Direct translations ≠ cohesive translations
Reasons Google Translate’s effectiveness varies can come down to differing sentence structures, word meanings, and the fact that most single words in English translate to phrases in Spanish.
While it’s a useful place to start, it’s rarely the end all be all. Take extra steps and do some digging to ensure your translation flows, is easy to read and understand, and most importantly, that it relays the same message as in English – even if it’s not a word for word translation.
Character count limits can be extra challenging
Character count limitations in social media and different types of ad units across social platforms like Facebook, Twitter, and Instagram are certainly the bane of existence for every copywriter who has had to crunch their flowing prose to fit their seemingly arbitrary parameters. But that pain is typically compounded when it has to be translated in Spanish. The phenomenon of expansion and contraction in translations is very prevalent in English to Spanish and vice versa. According to Transfluent.com, a Spanish-language equivalent to a 300-word English document will be about 50 to 100 words longer.
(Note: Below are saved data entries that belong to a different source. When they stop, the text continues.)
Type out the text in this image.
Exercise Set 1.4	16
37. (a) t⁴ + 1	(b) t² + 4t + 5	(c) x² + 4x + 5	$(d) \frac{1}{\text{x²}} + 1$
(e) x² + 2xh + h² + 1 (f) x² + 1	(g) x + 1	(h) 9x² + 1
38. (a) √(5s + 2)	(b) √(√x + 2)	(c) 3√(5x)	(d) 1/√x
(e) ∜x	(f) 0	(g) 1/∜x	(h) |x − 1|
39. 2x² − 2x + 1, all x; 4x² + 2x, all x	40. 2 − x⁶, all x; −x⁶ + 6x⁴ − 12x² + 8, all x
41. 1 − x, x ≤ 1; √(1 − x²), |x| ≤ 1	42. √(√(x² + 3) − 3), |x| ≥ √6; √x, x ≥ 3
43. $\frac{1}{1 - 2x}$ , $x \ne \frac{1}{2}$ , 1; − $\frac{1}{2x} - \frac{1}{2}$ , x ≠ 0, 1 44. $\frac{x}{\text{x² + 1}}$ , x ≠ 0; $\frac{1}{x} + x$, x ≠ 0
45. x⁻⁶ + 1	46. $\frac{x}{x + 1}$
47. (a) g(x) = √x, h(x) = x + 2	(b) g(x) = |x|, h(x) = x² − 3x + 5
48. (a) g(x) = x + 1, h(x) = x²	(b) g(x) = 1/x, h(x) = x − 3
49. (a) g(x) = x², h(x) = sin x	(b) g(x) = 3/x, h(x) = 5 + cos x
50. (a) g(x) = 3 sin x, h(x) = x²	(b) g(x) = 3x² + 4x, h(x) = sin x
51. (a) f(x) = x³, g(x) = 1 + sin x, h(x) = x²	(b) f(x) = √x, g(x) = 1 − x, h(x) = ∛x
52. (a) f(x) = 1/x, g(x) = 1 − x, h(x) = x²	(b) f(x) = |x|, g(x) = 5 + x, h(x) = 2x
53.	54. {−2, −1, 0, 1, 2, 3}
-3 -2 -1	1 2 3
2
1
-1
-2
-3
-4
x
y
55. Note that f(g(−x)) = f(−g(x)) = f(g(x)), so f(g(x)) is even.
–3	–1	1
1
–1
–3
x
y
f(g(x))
All this is to say when translating to Spanish, it’s important to note you will likely have to rework and condense information to relay the same message and stay within the allowable character counts.
Consistent brand voice is still a ‘must’ in Spanish
A consistent brand voice is a ‘must-have’ in all brand communications and that also applies to translated content. It’s important to consider the same factors and let the brand voice guide you in crafting a good translation.
If a brand plans to consistently use Spanish language content in their ads, it may be best to consider developing Spanish ad guidelines, regardless if there is a designated translator or a bilingual copywriter.
As brands look for new ways to connect with their consumers, reaching them in a familiar language may be the key to creating a life-long customer. Keeping these few considerations in mind can be the difference in helping your brand successfully master Spanish ads and stand out.